Второй раз встречаю это заявление. Не представляю, как оно попало сюда. Хоть это и моя рука, думаю, здесь какая-то ошибка. Я приезжал в Йельский университет, лишь когда мне присуждали ученые степени. Б.б.Б.
Если мне не изменяет память, это был единственный раз, когда я сподобился его увидеть. Я стараюсь опираться на исторические события, чтоб сохранить связь со своим земным прошлым. Во-первых, в силу своей значимости, они запомнились лучше, чем мелочи жизни, а во-вторых, я всегда любил историю и прекрасно схватывал все детали, о чем с похвалой отозвался профессор Толливер Мне было очень лестно услышать мнение знаменитого местного ученого, историка по специальности.
Должен пояснить, что «ГГ» в предыдущей дневниковой записи означает «Год Генриад». Высокомерная династия, захватив трон, распорядилась вычеркнуть из истории все предыдущие века и начать ее заново с Года Первого – поступок вполне в духе этой династии. С точки зрения микроба и правил приличия, принятых в микромире, это не лезет ни в какие ворота. Конечно, я придерживался такого же мнения и до того, как стал микробом. Я был среди недовольных, когда Американская революция победила и сэр Джон Франклин и его брат Бенджамин созвали Вормсский съезд – провозгласить Год Первый и дать месяцам новые названия – жерминаль, фрюктидор и учредить прочую чушь[23]. Я полагаю, такие кардинальные перемены в исчислении времени должны быть исключительной привилегией духовенства Лишь религиям под силу учредить долговременные эпохи.
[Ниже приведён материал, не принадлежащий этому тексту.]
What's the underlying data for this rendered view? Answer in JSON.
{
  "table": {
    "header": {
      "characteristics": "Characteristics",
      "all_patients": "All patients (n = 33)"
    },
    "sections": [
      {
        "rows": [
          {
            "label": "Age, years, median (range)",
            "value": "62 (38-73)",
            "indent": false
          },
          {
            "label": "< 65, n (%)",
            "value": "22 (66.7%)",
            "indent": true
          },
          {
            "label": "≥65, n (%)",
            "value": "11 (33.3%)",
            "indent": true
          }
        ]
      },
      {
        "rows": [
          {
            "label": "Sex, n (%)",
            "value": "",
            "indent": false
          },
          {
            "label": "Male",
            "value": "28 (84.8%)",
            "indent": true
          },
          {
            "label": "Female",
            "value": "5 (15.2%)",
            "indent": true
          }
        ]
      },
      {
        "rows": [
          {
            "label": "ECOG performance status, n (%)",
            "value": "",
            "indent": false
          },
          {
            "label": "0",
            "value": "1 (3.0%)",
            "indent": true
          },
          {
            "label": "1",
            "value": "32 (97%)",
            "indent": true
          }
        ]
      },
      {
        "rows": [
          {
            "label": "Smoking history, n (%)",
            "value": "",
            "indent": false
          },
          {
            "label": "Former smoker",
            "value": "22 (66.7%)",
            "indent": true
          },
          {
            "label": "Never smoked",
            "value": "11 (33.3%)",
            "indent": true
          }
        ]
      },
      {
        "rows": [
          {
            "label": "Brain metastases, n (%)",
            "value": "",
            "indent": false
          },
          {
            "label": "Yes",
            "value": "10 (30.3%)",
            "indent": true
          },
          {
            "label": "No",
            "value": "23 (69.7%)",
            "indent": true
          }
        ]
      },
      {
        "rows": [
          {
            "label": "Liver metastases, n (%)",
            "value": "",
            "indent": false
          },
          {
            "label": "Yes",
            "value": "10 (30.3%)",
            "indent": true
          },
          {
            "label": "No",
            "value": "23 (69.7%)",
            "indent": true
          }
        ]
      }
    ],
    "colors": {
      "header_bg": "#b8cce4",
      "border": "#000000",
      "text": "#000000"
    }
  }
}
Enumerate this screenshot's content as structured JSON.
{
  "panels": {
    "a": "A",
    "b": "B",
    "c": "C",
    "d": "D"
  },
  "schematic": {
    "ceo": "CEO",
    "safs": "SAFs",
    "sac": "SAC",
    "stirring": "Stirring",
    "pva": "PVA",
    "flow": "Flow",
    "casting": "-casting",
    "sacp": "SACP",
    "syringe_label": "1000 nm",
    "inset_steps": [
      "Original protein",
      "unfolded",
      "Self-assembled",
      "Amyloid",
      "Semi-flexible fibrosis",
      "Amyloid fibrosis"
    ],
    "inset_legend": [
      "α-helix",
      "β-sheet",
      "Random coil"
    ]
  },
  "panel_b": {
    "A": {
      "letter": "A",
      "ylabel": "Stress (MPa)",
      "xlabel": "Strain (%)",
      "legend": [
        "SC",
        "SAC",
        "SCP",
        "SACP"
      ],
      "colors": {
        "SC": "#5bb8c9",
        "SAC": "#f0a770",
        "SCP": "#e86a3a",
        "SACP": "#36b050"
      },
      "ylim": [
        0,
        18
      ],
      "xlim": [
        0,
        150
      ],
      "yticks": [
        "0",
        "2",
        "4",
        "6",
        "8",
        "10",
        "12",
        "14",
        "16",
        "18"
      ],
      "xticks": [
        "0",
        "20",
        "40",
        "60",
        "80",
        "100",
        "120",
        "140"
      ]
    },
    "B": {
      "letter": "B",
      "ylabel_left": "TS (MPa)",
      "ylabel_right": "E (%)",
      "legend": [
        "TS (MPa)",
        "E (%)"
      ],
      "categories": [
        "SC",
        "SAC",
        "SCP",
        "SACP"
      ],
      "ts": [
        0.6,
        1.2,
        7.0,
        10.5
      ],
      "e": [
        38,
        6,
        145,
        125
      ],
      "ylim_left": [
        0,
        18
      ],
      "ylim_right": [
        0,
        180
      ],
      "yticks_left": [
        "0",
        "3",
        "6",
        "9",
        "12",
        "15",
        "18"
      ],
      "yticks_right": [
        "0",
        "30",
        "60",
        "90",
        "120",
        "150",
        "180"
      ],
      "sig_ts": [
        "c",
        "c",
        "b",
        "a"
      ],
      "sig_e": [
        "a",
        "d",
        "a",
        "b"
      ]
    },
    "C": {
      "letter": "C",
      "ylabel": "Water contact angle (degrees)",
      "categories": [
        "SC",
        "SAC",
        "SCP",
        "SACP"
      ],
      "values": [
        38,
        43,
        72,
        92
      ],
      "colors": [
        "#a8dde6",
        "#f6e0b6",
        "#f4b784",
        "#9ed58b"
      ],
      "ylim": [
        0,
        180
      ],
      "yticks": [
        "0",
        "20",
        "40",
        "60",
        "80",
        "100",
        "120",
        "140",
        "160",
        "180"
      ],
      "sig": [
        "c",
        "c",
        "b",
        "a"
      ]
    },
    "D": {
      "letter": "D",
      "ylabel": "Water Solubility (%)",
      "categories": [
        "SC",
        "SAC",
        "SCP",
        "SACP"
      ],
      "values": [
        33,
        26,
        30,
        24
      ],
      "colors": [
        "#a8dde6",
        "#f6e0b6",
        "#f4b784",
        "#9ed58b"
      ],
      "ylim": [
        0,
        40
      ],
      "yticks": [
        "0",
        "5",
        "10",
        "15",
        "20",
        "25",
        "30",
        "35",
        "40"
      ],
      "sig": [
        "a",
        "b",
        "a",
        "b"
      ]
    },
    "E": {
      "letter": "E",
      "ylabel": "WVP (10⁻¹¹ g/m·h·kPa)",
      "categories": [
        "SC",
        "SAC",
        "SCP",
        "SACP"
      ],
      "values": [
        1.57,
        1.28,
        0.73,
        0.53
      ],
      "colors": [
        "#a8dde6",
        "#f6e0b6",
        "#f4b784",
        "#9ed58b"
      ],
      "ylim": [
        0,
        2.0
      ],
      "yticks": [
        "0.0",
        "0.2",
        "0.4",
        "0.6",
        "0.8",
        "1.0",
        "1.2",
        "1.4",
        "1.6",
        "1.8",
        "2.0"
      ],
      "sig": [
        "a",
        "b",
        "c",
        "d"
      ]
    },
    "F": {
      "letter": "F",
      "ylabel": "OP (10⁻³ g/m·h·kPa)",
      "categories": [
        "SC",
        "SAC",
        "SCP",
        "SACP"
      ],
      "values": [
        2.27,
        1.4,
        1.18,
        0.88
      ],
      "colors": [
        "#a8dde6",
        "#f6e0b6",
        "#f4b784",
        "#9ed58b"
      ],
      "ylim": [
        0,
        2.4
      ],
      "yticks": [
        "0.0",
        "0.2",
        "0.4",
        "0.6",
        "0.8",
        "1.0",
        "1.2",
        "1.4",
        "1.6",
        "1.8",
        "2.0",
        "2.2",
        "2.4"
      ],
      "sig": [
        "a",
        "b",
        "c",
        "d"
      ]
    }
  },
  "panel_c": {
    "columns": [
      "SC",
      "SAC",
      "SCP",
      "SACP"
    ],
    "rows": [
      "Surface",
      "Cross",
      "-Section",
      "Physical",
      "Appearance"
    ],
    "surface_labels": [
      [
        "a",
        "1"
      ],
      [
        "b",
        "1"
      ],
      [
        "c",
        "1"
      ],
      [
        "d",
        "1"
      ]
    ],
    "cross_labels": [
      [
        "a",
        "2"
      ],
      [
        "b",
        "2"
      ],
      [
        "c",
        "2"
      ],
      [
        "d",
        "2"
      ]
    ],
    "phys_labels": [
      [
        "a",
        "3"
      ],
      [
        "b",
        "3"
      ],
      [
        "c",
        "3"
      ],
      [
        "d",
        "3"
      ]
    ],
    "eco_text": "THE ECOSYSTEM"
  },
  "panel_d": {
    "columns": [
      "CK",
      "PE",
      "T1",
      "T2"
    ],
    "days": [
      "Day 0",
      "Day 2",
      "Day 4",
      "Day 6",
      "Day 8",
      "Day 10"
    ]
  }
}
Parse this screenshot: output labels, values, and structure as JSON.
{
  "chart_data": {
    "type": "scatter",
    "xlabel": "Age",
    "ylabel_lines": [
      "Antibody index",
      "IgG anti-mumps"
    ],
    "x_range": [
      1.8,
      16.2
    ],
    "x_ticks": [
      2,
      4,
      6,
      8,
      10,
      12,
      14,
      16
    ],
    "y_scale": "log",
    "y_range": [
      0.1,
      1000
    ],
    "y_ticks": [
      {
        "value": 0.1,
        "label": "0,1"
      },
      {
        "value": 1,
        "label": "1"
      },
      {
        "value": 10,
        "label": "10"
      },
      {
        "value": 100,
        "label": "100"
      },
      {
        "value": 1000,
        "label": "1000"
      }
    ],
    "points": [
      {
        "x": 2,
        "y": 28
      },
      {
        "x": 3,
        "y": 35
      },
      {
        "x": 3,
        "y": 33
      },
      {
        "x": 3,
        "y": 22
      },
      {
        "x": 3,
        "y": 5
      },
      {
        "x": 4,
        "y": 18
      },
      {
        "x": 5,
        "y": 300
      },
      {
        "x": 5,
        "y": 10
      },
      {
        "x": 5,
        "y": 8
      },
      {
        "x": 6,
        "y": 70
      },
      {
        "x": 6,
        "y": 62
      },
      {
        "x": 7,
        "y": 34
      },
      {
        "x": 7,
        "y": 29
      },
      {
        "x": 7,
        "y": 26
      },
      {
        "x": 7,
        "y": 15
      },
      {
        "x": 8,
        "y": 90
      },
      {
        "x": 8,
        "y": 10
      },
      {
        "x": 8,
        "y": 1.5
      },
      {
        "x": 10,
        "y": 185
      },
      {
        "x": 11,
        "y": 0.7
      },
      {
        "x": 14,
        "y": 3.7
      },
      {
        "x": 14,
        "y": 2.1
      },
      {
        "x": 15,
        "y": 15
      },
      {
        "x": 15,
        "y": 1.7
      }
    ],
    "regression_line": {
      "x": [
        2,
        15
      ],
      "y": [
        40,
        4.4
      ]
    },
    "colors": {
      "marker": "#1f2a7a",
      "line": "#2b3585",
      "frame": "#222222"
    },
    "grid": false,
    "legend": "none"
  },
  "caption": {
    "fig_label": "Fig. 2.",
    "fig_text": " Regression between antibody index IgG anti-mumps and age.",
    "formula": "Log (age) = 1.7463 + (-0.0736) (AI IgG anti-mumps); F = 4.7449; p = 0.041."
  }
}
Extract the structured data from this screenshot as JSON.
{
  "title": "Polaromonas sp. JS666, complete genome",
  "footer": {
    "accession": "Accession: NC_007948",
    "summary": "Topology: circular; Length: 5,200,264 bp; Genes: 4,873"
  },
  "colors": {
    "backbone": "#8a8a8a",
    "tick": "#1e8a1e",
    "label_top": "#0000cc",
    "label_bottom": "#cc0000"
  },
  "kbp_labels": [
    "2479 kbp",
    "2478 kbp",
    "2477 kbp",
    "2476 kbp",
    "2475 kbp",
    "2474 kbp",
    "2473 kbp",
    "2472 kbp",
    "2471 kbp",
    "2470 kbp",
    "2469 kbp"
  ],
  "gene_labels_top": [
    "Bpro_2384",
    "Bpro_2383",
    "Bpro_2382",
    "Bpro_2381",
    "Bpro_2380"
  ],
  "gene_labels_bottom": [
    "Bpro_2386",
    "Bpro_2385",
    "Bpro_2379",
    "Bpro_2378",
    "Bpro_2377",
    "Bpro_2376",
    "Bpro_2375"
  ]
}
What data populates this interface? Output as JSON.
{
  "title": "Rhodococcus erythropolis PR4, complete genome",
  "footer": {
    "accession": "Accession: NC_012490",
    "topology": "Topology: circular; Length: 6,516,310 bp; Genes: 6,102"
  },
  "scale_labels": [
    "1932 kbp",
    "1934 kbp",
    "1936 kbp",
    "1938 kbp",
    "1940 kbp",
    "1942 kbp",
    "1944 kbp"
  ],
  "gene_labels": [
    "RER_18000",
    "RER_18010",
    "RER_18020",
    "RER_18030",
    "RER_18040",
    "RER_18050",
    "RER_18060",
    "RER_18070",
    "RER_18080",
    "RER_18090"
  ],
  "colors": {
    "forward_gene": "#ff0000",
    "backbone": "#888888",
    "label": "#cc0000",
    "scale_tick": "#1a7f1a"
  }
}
Ни одна политическая эпоха не идет в сравнение с ними, ибо основной закон любой политики – перемена, перемена, непрерывная перемена, иногда к лучшему, иногда к худшему; недопустимы лишь остановка, застой, неподвижность.
Религии – от бога, они ниспосылаются нам его рукой и потому идеальны, политика же – творение людей и микробов, она нестабильна, как и ее творцы. Эволюция – закон любой политики. Это сказал Дарвин, подтвердил Сократ, доказал Кювье и увековечил эту истину века в своем труде «Выживаемость наиболее приспособленных»[24]. Имена ученых обрели величие, а закон – незыблемость. Ничто не может сдвинуть его с прочного фундамента, разве что эволюция.